Parmi mes autres demandes particulières (je suis tellement reconnaissant envers le Ministère des Affaires étrangères de Taïwan d’avoir pu toutes les accommoder), j’ai pu rencontrer les responsables des deux partis verts taïwanais (hé oui, ils sont deux ici!). Le plus gros des deux est le Parti vert de Taïwan (mais toujours pas au-dessus des 3 %) ! J’étais heureux de me sentir si proche de mes valeurs à des milliers de kilomètres de la Belgique. D’abord avec le professeur Kao, connu pour avoir navigué seul en mer en 1997 en pleine crise des missiles devant les navires de guerre chinois pour exiger la paix pour Taïwan. Ensuite, Zoe Lee, jeune avocate pour la dépénalisation du cannabis médical (le nom de son cabinet est juste génial : “Better call Zoe”, comme dans la série Netflix “Breaking Bad”)… alors que la simple détention est ici encore punie. Il y avait aussi la première élue taïwanaise avec un handicap et meilleure clarinettiste du pays (poke mon papa). Sans oublier Zukkim Zong, militante des droits LGBTQ+ fière de présenter son parti comme étant le plus progressiste de toute l’Asie. Le lendemain, j’ai pu rencontrer les chefs du Trees Party (Parti des Arbres) plus radical que le premier sur les enjeux environnementaux. Nous avons mangé ensemble dans un restaurant vegan de Taipei ouvert par l’un de leurs militants et ils m’ont offert une belle banderole de leur parti que j’affiche maintenant fièrement en souvenir dans mon bureau à la Chambre à Bruxelles.

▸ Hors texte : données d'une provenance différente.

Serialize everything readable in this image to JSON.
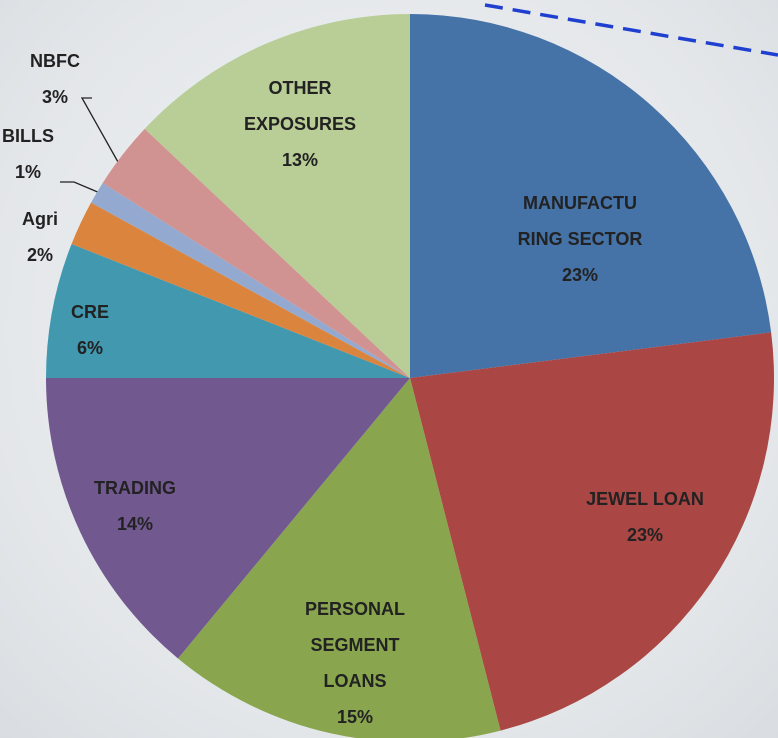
{
  "chart_data": {
    "type": "pie",
    "categories": [
      [
        "MANUFACTU",
        "RING SECTOR"
      ],
      [
        "JEWEL LOAN"
      ],
      [
        "PERSONAL",
        "SEGMENT",
        "LOANS"
      ],
      [
        "TRADING"
      ],
      [
        "CRE"
      ],
      [
        "Agri"
      ],
      [
        "BILLS"
      ],
      [
        "NBFC"
      ],
      [
        "OTHER",
        "EXPOSURES"
      ]
    ],
    "values": [
      23,
      23,
      15,
      14,
      6,
      2,
      1,
      3,
      13
    ],
    "value_labels": [
      "23%",
      "23%",
      "15%",
      "14%",
      "6%",
      "2%",
      "1%",
      "3%",
      "13%"
    ],
    "colors": [
      "#4572a7",
      "#aa4643",
      "#89a54e",
      "#71588f",
      "#4198af",
      "#db843d",
      "#93a9cf",
      "#d19392",
      "#b9cd96"
    ]
  }
}
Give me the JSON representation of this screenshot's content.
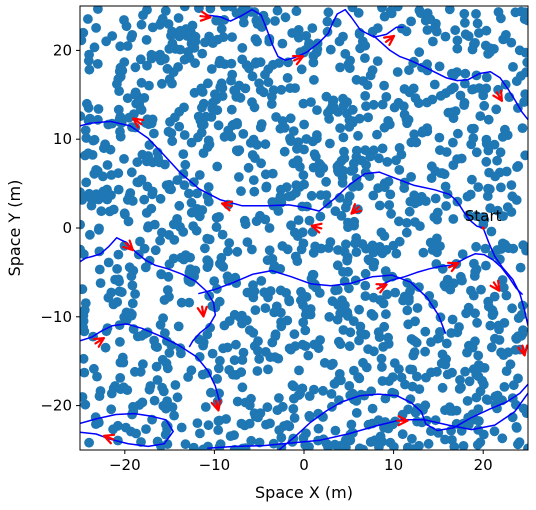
{
  "chart_data": {
    "type": "scatter",
    "title": "",
    "xlabel": "Space X (m)",
    "ylabel": "Space Y (m)",
    "xlim": [
      -25,
      25
    ],
    "ylim": [
      -25,
      25
    ],
    "xticks": [
      -20,
      -10,
      0,
      10,
      20
    ],
    "yticks": [
      -20,
      -10,
      0,
      10,
      20
    ],
    "grid": false,
    "annotations": [
      {
        "text": "Start",
        "x": 20,
        "y": 0
      }
    ],
    "colors": {
      "obstacles": "#1f77b4",
      "path": "#0000ff",
      "arrows": "#ff0000",
      "start_marker": "#ff0000"
    },
    "obstacle_field": {
      "count_approx": 1500,
      "distribution": "uniform random, dense",
      "extent": [
        -25,
        25
      ]
    },
    "series": [
      {
        "type": "line",
        "x": [
          20,
          19.3,
          18.6,
          17.9,
          17.4,
          16.9,
          16.2,
          14.6,
          12.3,
          10.2,
          8.4,
          6.8,
          5.1,
          3.4,
          1.7,
          0.2,
          -1.7,
          -4.1,
          -6.9,
          -9.4,
          -11.7,
          -13.8,
          -15.6,
          -17.4,
          -19.4,
          -21.6,
          -23.9,
          -25
        ],
        "y": [
          0,
          0.2,
          0.8,
          1.7,
          2.5,
          3.2,
          3.8,
          4.3,
          4.8,
          5.6,
          6.3,
          6.1,
          4.9,
          3.3,
          1.9,
          2.3,
          2.6,
          2.5,
          2.5,
          3.2,
          4.4,
          6.2,
          8.2,
          10.1,
          11.5,
          12.0,
          11.8,
          11.5
        ]
      },
      {
        "type": "line",
        "x": [
          20,
          20.6,
          21.3,
          22.2,
          23.3,
          24.1,
          24.6,
          25
        ],
        "y": [
          0,
          -1.6,
          -3.2,
          -4.5,
          -5.8,
          -7.4,
          -9.2,
          -11
        ]
      },
      {
        "type": "line",
        "x": [
          -25,
          -24.4,
          -23.6,
          -22.7,
          -21.8,
          -20.9,
          -19.9,
          -18.8,
          -17.7,
          -16.6,
          -15.2,
          -13.6,
          -12.1,
          -10.9,
          -10.1,
          -9.9,
          -10.6,
          -11.6,
          -12.4,
          -12.8
        ],
        "y": [
          -3.8,
          -3.4,
          -3.2,
          -2.9,
          -2.1,
          -1.1,
          -1.6,
          -2.7,
          -3.6,
          -4.2,
          -4.6,
          -5.2,
          -6.0,
          -7.1,
          -8.4,
          -9.8,
          -11.0,
          -11.8,
          -12.7,
          -13.4
        ]
      },
      {
        "type": "line",
        "x": [
          -25,
          -23.7,
          -22.6,
          -21.4,
          -19.8,
          -18.1,
          -16.2,
          -14.0,
          -12.0,
          -10.7,
          -9.9,
          -9.4
        ],
        "y": [
          -12.7,
          -12.3,
          -11.6,
          -11.0,
          -10.8,
          -11.3,
          -12.1,
          -13.2,
          -14.5,
          -16.1,
          -17.8,
          -19.6
        ]
      },
      {
        "type": "line",
        "x": [
          -25,
          -23.2,
          -21.0,
          -18.9,
          -17.0,
          -15.4,
          -14.6,
          -15.6,
          -17.4,
          -19.6,
          -21.6,
          -23.2,
          -25
        ],
        "y": [
          -22.0,
          -21.5,
          -21.0,
          -20.9,
          -21.2,
          -21.6,
          -22.9,
          -24.3,
          -24.6,
          -24.3,
          -23.8,
          -23.2,
          -23.0
        ]
      },
      {
        "type": "line",
        "x": [
          -10.8,
          -7.7,
          -4.5,
          -1.3,
          1.8,
          4.9,
          8.0,
          10.8,
          13.5,
          16.1,
          18.7,
          21.3,
          23.5,
          25
        ],
        "y": [
          -24.8,
          -24.6,
          -24.5,
          -24.2,
          -23.9,
          -23.2,
          -22.3,
          -21.6,
          -21.6,
          -22.2,
          -22.7,
          -22.2,
          -20.7,
          -18.6
        ]
      },
      {
        "type": "line",
        "x": [
          -2.8,
          -1.0,
          0.7,
          2.5,
          4.2,
          6.2,
          8.3,
          10.4,
          12.0,
          13.1,
          13.6,
          14.9,
          16.7,
          18.6,
          20.7,
          22.6,
          24.1,
          25
        ],
        "y": [
          -25,
          -23.5,
          -21.9,
          -20.6,
          -19.6,
          -18.9,
          -18.7,
          -18.9,
          -19.7,
          -20.7,
          -22.1,
          -22.8,
          -22.5,
          -21.4,
          -20.4,
          -19.6,
          -18.6,
          -17.6
        ]
      },
      {
        "type": "line",
        "x": [
          -11.8,
          -9.9,
          -7.8,
          -5.7,
          -3.6,
          -1.4,
          0.8,
          3.0,
          5.3,
          7.6,
          9.8,
          11.9,
          13.7,
          15.0,
          15.8
        ],
        "y": [
          -7.4,
          -6.9,
          -6.1,
          -5.2,
          -4.8,
          -5.5,
          -6.3,
          -6.5,
          -6.2,
          -5.5,
          -5.3,
          -6.1,
          -7.8,
          -9.8,
          -11.9
        ]
      },
      {
        "type": "line",
        "x": [
          8.4,
          9.7,
          11.2,
          12.6,
          14.0,
          15.3,
          16.4,
          17.3,
          18.2,
          19.1,
          20.1,
          21.1,
          22.0,
          22.9,
          23.7,
          24.4
        ],
        "y": [
          -6.5,
          -5.9,
          -5.5,
          -5.0,
          -4.6,
          -4.3,
          -4.2,
          -3.8,
          -3.3,
          -2.9,
          -3.0,
          -3.6,
          -4.4,
          -5.6,
          -6.8,
          -7.5
        ]
      },
      {
        "type": "line",
        "x": [
          -11.0,
          -9.4,
          -8.2,
          -7.0,
          -5.8,
          -4.8,
          -4.2,
          -3.5,
          -2.9,
          -2.1,
          -1.0,
          0.3,
          1.6,
          2.7,
          3.2,
          3.7,
          4.6,
          5.3,
          6.3,
          7.8,
          9.2,
          10.3,
          11.1
        ],
        "y": [
          24.0,
          23.8,
          23.3,
          23.9,
          24.6,
          24.0,
          22.5,
          20.6,
          19.3,
          18.9,
          19.2,
          19.8,
          20.8,
          21.9,
          23.1,
          24.1,
          24.6,
          23.7,
          22.3,
          21.5,
          21.8,
          22.6,
          22.6
        ]
      },
      {
        "type": "line",
        "x": [
          7.7,
          8.6,
          9.6,
          10.7,
          11.8,
          13.1,
          14.5,
          15.9,
          17.1,
          18.3,
          19.6,
          20.8,
          21.9,
          22.8,
          23.6,
          24.3,
          25
        ],
        "y": [
          21.7,
          20.9,
          20.0,
          19.3,
          18.9,
          18.3,
          17.6,
          16.9,
          16.6,
          16.7,
          17.4,
          17.6,
          16.9,
          15.6,
          14.3,
          13.1,
          12.2
        ]
      }
    ],
    "direction_arrows": [
      {
        "x": -11.0,
        "y": 23.8
      },
      {
        "x": -0.6,
        "y": 19.1
      },
      {
        "x": 9.6,
        "y": 21.3
      },
      {
        "x": 21.8,
        "y": 14.8
      },
      {
        "x": -18.6,
        "y": 12.0
      },
      {
        "x": -8.6,
        "y": 2.6
      },
      {
        "x": 1.4,
        "y": 0.1
      },
      {
        "x": 5.7,
        "y": 2.0
      },
      {
        "x": 16.7,
        "y": -4.2
      },
      {
        "x": 8.7,
        "y": -6.6
      },
      {
        "x": 21.5,
        "y": -6.6
      },
      {
        "x": -11.3,
        "y": -9.4
      },
      {
        "x": -19.5,
        "y": -2.1
      },
      {
        "x": -22.8,
        "y": -12.7
      },
      {
        "x": -9.7,
        "y": -20.0
      },
      {
        "x": 11.0,
        "y": -21.7
      },
      {
        "x": -21.8,
        "y": -23.6
      },
      {
        "x": 24.5,
        "y": -13.8
      }
    ]
  }
}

Au registre des rencontres officielles, j’étais heureux de pouvoir échanger avec le Vice-Président, le Président de l’assemblée parlementaire (Yuan), ou encore le Vice-Ministre des Affaires étrangères… Un des thèmes récurrents était… la sortie du nucléaire en 2025. Comme chez nous, en Belgique ! J’ai fait d’énormes yeux en découvrant le volontarisme politique affiché par les différents membres du gouvernement taïwanais quand il s’agissait de justifier cette sortie. En effet, l’île n’est pas très loin du Japon, et ils ont vécu l’accident de Fukushima de manière plus proche que nous en Belgique. L’île se trouve aussi sur une plaque sismique et doit aussi faire face à des tsunamis. Bref, le gouvernement là-bas ne tergiverse pas et investit massivement dans les énergies renouvelables. L’éolien offshore est l’un des principaux piliers de ce shift, et devinez qui jouent les premiers rôles dans la construction d’éoliennes en mer ? Des entreprises belges – que nous avons également rencontrées !
Je suis donc rentré de Taïwan avec plus de questions encore sur le respect des droits humains en Chine, et plus convaincu que jamais que la transition énergétique vers le 0 carbone est possible et nécessaire.
- Même si cette solution n’est pas optimale, je suis conscient de mon empreinte carbone et j’ai donc compensé le double de ma mission dans un projet de reforestation et de fourniture d’eau potable en Ouganda via GreenTripper.